For the first time since she died by the acts of a suicide bomber in Afghanistan, her father, an assistant chief with the St. Petersburg Police department, shares how he learned of his daughter's death and the one thing that offers some comfort.
In a voicemail St. Petersburg's Assistant Chief Cedric Gordon listens to every day, his youngest daughter, Brittany, sings Happy Birthday. It was recorded nearly a year ago. November 6, 2011, his birthday.
Many times he thought about erasing it , but something held him back.
"I loved her with all my heart and soul," Gordon said through tears.
Gordon had to catch his breath many times as he talked about his youngest daughter. He has four children, three are in the military.
"We would always end our phone calls with 'Dad, I love you,' and I would tell her 'I love you more, Brittany,'" said Gordon.
Even though Brittany was thousands of miles away in Afghanistan, he would talk to his daughter every week. And every second he anguished about her safety. But he pushed negative thoughts aside.
"The chances, I thought, were pretty slim. That is how I would give myself comfort. She is in this elite unit. She is in Intel. She is not going to be doing anything dangerous," said Gordon.

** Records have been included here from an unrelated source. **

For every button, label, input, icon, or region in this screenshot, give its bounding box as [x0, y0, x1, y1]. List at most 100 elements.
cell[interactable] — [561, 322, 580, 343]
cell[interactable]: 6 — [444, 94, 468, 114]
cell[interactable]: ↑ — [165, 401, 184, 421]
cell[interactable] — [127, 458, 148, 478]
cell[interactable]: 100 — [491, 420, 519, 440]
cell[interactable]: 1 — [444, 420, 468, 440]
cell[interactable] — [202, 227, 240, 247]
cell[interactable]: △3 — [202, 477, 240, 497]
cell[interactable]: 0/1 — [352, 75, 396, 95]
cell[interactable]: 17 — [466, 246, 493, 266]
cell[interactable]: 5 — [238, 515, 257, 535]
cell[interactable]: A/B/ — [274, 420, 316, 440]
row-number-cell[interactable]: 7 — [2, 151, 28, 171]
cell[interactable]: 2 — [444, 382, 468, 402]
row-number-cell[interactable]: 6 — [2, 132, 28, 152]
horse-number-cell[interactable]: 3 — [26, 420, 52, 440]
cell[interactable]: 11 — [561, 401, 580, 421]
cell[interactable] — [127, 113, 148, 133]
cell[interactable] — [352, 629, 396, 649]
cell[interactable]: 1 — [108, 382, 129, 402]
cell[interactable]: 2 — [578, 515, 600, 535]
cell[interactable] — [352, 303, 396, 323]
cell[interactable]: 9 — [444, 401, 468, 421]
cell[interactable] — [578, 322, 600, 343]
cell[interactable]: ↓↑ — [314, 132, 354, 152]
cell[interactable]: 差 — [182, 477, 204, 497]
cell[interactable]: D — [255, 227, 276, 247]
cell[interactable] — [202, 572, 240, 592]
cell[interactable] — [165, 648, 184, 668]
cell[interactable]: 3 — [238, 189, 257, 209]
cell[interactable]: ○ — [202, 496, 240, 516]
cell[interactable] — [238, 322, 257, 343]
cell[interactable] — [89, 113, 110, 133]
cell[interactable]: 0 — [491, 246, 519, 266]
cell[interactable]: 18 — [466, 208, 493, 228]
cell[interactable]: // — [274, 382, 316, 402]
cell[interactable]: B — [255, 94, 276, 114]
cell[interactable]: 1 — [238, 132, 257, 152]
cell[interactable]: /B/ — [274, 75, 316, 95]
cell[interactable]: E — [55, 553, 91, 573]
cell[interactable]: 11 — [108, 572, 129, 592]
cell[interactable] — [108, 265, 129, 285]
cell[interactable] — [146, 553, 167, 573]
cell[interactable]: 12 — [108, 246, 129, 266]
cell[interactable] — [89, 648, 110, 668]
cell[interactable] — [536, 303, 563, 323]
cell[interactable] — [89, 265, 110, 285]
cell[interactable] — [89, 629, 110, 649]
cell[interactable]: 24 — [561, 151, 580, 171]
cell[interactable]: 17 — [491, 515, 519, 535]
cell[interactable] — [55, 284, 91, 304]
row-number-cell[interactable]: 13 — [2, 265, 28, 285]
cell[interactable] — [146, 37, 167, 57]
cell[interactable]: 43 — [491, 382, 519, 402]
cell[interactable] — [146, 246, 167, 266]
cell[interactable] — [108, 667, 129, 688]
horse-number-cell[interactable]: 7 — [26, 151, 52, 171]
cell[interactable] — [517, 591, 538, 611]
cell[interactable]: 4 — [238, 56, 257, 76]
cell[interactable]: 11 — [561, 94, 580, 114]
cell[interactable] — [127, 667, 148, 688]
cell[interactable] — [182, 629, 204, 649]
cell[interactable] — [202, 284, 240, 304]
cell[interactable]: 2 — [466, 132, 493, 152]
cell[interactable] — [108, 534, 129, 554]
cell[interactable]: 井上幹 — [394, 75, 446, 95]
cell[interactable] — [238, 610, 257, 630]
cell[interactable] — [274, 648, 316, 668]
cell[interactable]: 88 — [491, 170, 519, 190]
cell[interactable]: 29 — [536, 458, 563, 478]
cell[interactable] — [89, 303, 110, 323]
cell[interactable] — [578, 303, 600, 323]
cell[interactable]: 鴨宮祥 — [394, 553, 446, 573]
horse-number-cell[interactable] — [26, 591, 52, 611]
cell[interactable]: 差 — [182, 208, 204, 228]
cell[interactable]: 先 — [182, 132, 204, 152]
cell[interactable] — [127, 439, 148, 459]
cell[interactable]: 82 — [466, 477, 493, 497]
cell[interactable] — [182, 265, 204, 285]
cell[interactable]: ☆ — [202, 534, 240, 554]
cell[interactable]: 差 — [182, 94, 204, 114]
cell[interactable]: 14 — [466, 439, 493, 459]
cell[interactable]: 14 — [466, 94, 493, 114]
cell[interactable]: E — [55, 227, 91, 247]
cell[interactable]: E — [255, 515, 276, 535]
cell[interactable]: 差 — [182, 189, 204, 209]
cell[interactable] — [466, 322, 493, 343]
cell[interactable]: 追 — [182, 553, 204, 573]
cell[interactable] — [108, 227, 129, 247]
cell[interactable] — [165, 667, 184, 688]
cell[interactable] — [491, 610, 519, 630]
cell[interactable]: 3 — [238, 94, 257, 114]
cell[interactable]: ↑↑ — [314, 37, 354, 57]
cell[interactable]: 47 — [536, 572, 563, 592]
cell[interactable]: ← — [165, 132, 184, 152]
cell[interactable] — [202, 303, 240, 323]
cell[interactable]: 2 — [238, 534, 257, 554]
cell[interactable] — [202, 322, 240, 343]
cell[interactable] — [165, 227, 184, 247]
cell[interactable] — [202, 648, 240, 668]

But then just three days before she died, Brittany called her father, and told him she volunteered for assignments that put her in harm's way.
On Saturday, October 13, just 11 days after her 24th birthday, Brittany crossed paths with a suicide bomber.
The chief happened to be in Miami when he received the call from a military officer. "He said 'I am at your front door. I am at your house.' When he said that ..." Chief Gordon could not finish the thought.
It took several minutes before Gordon could continue. "I don't ever want her to be forgotten."
The community has rallied around him. He has received hundreds of letters from across the nation
"I can't thank this city enough. People from across the country, for being so kind and generous and loving to honor Brittany and my family," said Chief Gordon.
Brittany Gordon is among only 22 women killed in Afghanistan since the war on terror began.